04 February, 2009

The Strange Case of Bergman Film Rights

by Sandy Mandelberger, North American Editor

In one of the most unlikely battles of copyright, the rights to Ingmar Bergman’s entire library of films has been at the center of an 8-year legal battle between Swedish media giant Svensk Filmindustri and a tiny U.S. company.

A judge in Colorado has transferred all of Svensk’s film rights to the former owners of a multiplex cinema in the ski resort town of Aspen after Svensk refused to pay damages resulting from a renovation of the Isis Theater in the late 1990s. Svensk bought the theater, along with other American cinema multiplexes, as a way of expanding its base in North America.

The judge has ruled that the entire Bergman library held by Svensk would now be officially owned by the small American company, which recently opened a website (, where it is selling copies of such Bergman classics as THE SEVENTH SEAL, THE VIRGIN SPRING, CRIES AND WHISPERS and FANNY AND ALEXANDER.

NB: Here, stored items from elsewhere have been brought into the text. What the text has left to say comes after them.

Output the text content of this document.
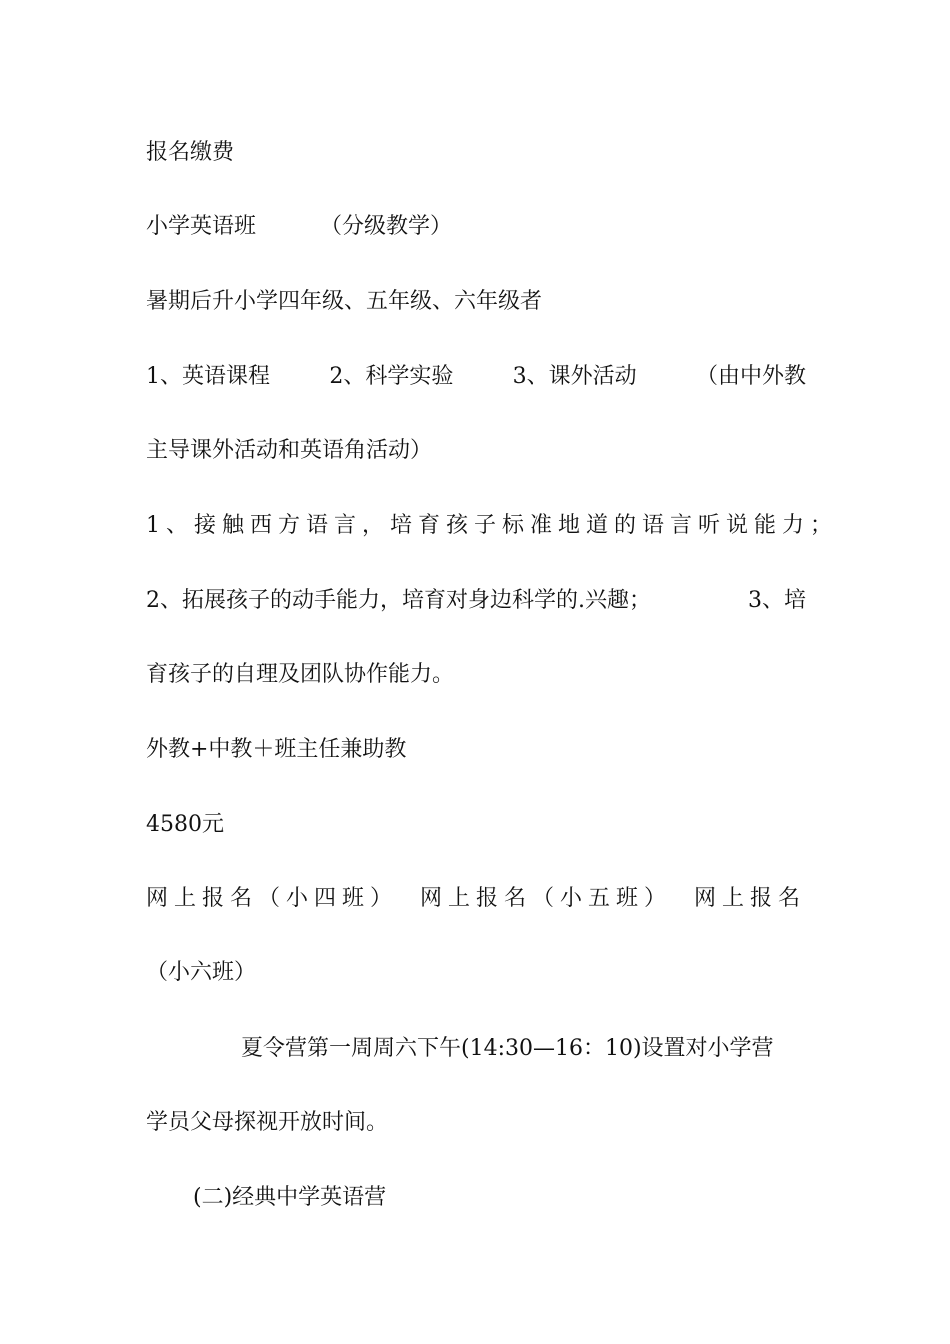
报名缴费
小学英语班	（分级教学）
暑期后升小学四年级、五年级、六年级者
1、英语课程	2、科学实验	3、课外活动	（由中外教
主导课外活动和英语角活动）
1、接触西方语言，培育孩子标准地道的语言听说能力；
2、拓展孩子的动手能力，培育对身边科学的.兴趣；	3、培
育孩子的自理及团队协作能力。
外教+中教＋班主任兼助教
4580元
网上报名（小四班） 网上报名（小五班） 网上报名
（小六班）
夏令营第一周周六下午(14:30—16：10)设置对小学营
学员父母探视开放时间。
(二)经典中学英语营
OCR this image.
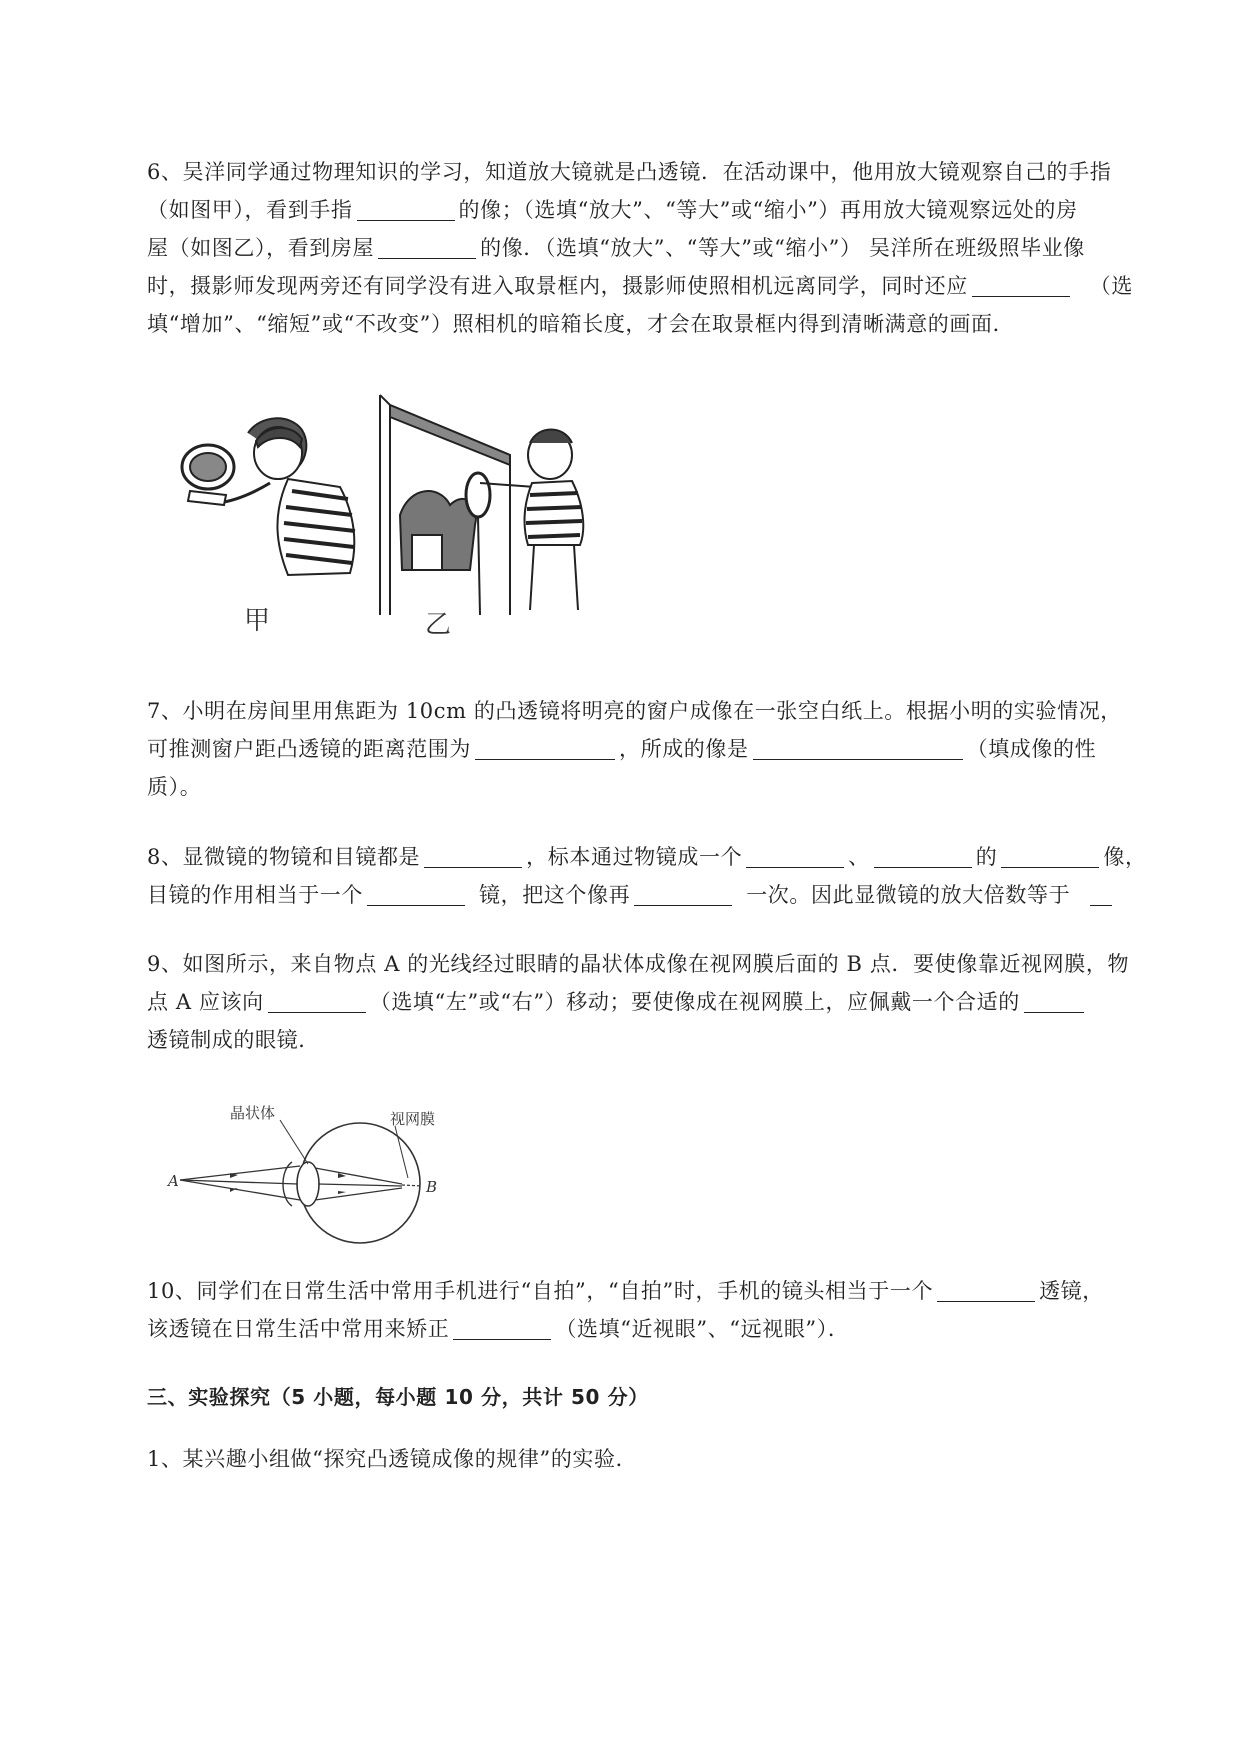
6、吴洋同学通过物理知识的学习，知道放大镜就是凸透镜．在活动课中，他用放大镜观察自己的手指

（如图甲），看到手指	的像；（选填“放大”、“等大”或“缩小”）再用放大镜观察远处的房

屋（如图乙），看到房屋	的像．（选填“放大”、“等大”或“缩小”） 吴洋所在班级照毕业像

时，摄影师发现两旁还有同学没有进入取景框内，摄影师使照相机远离同学，同时还应	（选

填“增加”、“缩短”或“不改变”）照相机的暗箱长度，才会在取景框内得到清晰满意的画面．

甲	乙

7、小明在房间里用焦距为 10cm 的凸透镜将明亮的窗户成像在一张空白纸上。根据小明的实验情况，

可推测窗户距凸透镜的距离范围为	，所成的像是	（填成像的性

质）。

8、显微镜的物镜和目镜都是	，标本通过物镜成一个	、	的	像，

目镜的作用相当于一个	镜，把这个像再	一次。因此显微镜的放大倍数等于

9、如图所示，来自物点 A 的光线经过眼睛的晶状体成像在视网膜后面的 B 点．要使像靠近视网膜，物

点 A 应该向	（选填“左”或“右”）移动；要使像成在视网膜上，应佩戴一个合适的

透镜制成的眼镜．

晶状体	视网膜
A	B

10、同学们在日常生活中常用手机进行“自拍”，“自拍”时，手机的镜头相当于一个	透镜，

该透镜在日常生活中常用来矫正	（选填“近视眼”、“远视眼”）．

三、实验探究（5 小题，每小题 10 分，共计 50 分）

1、某兴趣小组做“探究凸透镜成像的规律”的实验．
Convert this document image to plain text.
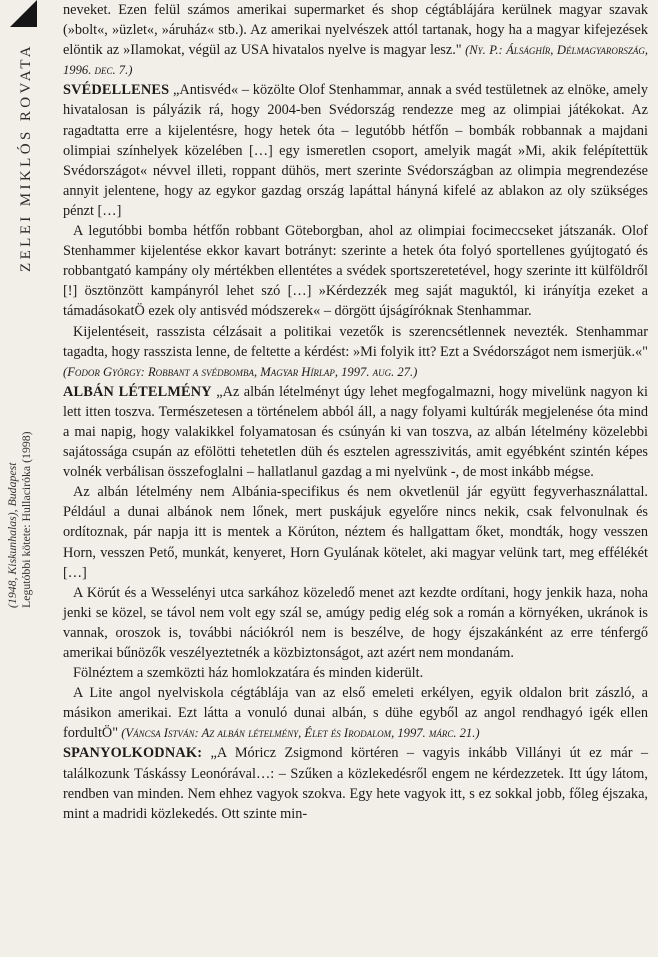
ZELEI MIKLÓS ROVATA
(1948, Kiskunhalas), Budapest Legutóbbi kötete: Hullacirόka (1998)

neveket. Ezen felül számos amerikai supermarket és shop cégtáblájára kerülnek magyar szavak (»bolt«, »üzlet«, »áruház« stb.). Az amerikai nyelvészek attól tartanak, hogy ha a magyar kifejezések elöntik az »Ilamokat, végül az USA hivatalos nyelve is magyar lesz." (Ny. P.: Álsághír, Délmagyarország, 1996. dec. 7.)

SVÉDELLENES „Antisvéd« – közölte Olof Stenhammar, annak a svéd testületnek az elnöke, amely hivatalosan is pályázik rá, hogy 2004-ben Svédország rendezze meg az olimpiai játékokat. Az ragadtatta erre a kijelentésre, hogy hetek óta – legutóbb hétfőn – bombák robbannak a majdani olimpiai színhelyek közelében […] egy ismeretlen csoport, amelyik magát »Mi, akik felépítettük Svédországot« névvel illeti, roppant dühös, mert szerinte Svédországban az olimpia megrendezése annyit jelentene, hogy az egykor gazdag ország lapáttal hányná kifelé az ablakon az oly szükséges pénzt […]

A legutóbbi bomba hétfőn robbant Göteborgban, ahol az olimpiai focimeccseket játszanák. Olof Stenhammer kijelentése ekkor kavart botrányt: szerinte a hetek óta folyó sportellenes gyújtogató és robbantgató kampány oly mértékben ellentétes a svédek sportszeretetével, hogy szerinte itt külföldről [!] ösztönzött kampányról lehet szó […] »Kérdezzék meg saját maguktól, ki irányítja ezeket a támadásokatÖ ezek oly antisvéd módszerek« – dörgött újságíróknak Stenhammar.

Kijelentéseit, rasszista célzásait a politikai vezetők is szerencsétlennek nevezték. Stenhammar tagadta, hogy rasszista lenne, de feltette a kérdést: »Mi folyik itt? Ezt a Svédországot nem ismerjük.«" (Fodor György: Robbant a svédbomba, Magyar Hírlap, 1997. aug. 27.)

ALBÁN LÉTELMÉNY „Az albán lételményt úgy lehet megfogalmazni, hogy mivelünk nagyon ki lett itten toszva. Természetesen a történelem abból áll, a nagy folyami kultúrák megjelenése óta mind a mai napig, hogy valakikkel folyamatosan és csúnyán ki van toszva, az albán lételmény közelebbi sajátossága csupán az efölötti tehetetlen düh és esztelen agresszivitás, amit egyébként szintén képes volnék verbálisan összefoglalni – hallatlanul gazdag a mi nyelvünk -, de most inkább mégse.

Az albán lételmény nem Albánia-specifikus és nem okvetlenül jár együtt fegyverhasználattal. Például a dunai albánok nem lőnek, mert puskájuk egyelőre nincs nekik, csak felvonulnak és ordítoznak, pár napja itt is mentek a Körúton, néztem és hallgattam őket, mondták, hogy vesszen Horn, vesszen Pető, munkát, kenyeret, Horn Gyulának kötelet, aki magyar velünk tart, meg effélékét […]

A Körút és a Wesselényi utca sarkához közeledő menet azt kezdte ordítani, hogy jenkik haza, noha jenki se közel, se távol nem volt egy szál se, amúgy pedig elég sok a román a környéken, ukránok is vannak, oroszok is, további nációkról nem is beszélve, de hogy éjszakánként az erre ténfergő amerikai bűnözők veszélyeztetnék a közbiztonságot, azt azért nem mondanám.

Fölnéztem a szemközti ház homlokzatára és minden kiderült.

A Lite angol nyelviskola cégtáblája van az első emeleti erkélyen, egyik oldalon brit zászló, a másikon amerikai. Ezt látta a vonuló dunai albán, s dühe egyből az angol rendhagyó igék ellen fordultÖ" (Váncsa István: Az albán lételmény, Élet és Irodalom, 1997. márc. 21.)

SPANYOLKODNAK: „A Móricz Zsigmond körtéren – vagyis inkább Villányi út ez már – találkozunk Táskássy Leonórával…: – Szűken a közlekedésről engem ne kérdezzetek. Itt úgy látom, rendben van minden. Nem ehhez vagyok szokva. Egy hete vagyok itt, s ez sokkal jobb, főleg éjszaka, mint a madridi közlekedés. Ott szinte min-
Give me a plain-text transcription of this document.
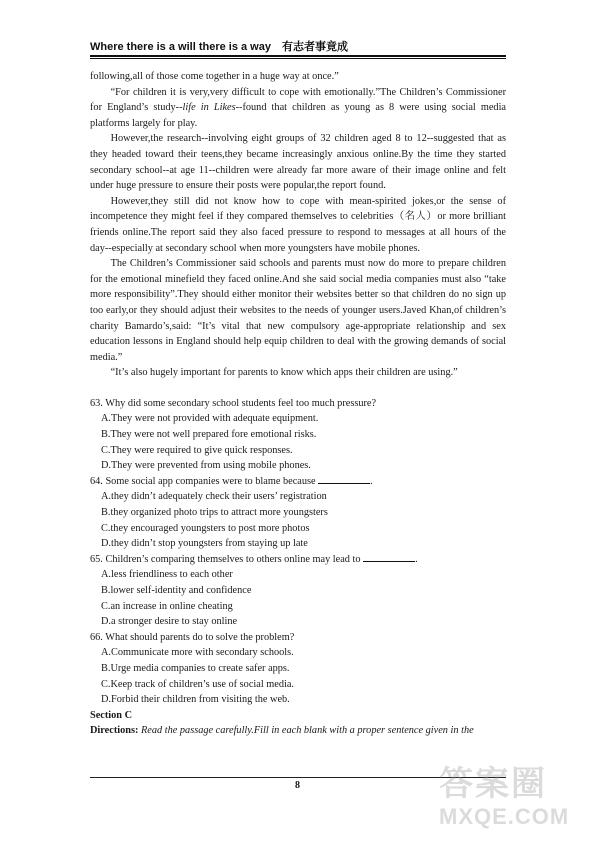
Where there is a will there is a way 有志者事竟成

following,all of those come together in a huge way at once.”

“For children it is very,very difficult to cope with emotionally.”The Children’s Commissioner for England’s study--life in Likes--found that children as young as 8 were using social media platforms largely for play.

However,the research--involving eight groups of 32 children aged 8 to 12--suggested that as they headed toward their teens,they became increasingly anxious online.By the time they started secondary school--at age 11--children were already far more aware of their image online and felt under huge pressure to ensure their posts were popular,the report found.

However,they still did not know how to cope with mean-spirited jokes,or the sense of incompetence they might feel if they compared themselves to celebrities（名人）or more brilliant friends online.The report said they also faced pressure to respond to messages at all hours of the day--especially at secondary school when more youngsters have mobile phones.

The Children’s Commissioner said schools and parents must now do more to prepare children for the emotional minefield they faced online.And she said social media companies must also “take more responsibility”.They should either monitor their websites better so that children do no sign up too early,or they should adjust their websites to the needs of younger users.Javed Khan,of children’s charity Bamardo’s,said: “It’s vital that new compulsory age-appropriate relationship and sex education lessons in England should help equip children to deal with the growing demands of social media.”

“It’s also hugely important for parents to know which apps their children are using.”

63. Why did some secondary school students feel too much pressure?

A.They were not provided with adequate equipment.

B.They were not well prepared fore emotional risks.

C.They were required to give quick responses.

D.They were prevented from using mobile phones.

64. Some social app companies were to blame because	.

A.they didn’t adequately check their users’ registration

B.they organized photo trips to attract more youngsters

C.they encouraged youngsters to post more photos

D.they didn’t stop youngsters from staying up late

65. Children’s comparing themselves to others online may lead to	.

A.less friendliness to each other

B.lower self-identity and confidence

C.an increase in online cheating

D.a stronger desire to stay online

66. What should parents do to solve the problem?

A.Communicate more with secondary schools.

B.Urge media companies to create safer apps.

C.Keep track of children’s use of social media.

D.Forbid their children from visiting the web.

Section C

Directions: Read the passage carefully.Fill in each blank with a proper sentence given in the

8	答案圈
MXQE.COM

According to the website, Isis Litigation now owns exclusive rights to the Bergman library, something that Svensk refuses to acknowledge. Isis has even been paid royalties from various DVD companies such as Janus Films, which distributes the Bergman classics. Svensk is currently facing a $2500 per day fine imposed by the judge, which has totaled more than $10 million. For its part, Svensk refuses to honor the Colorado judge’s decision and insists that its ownership is still intact. This is indeed a bizarre coda to the work of one of cinema’s great artists.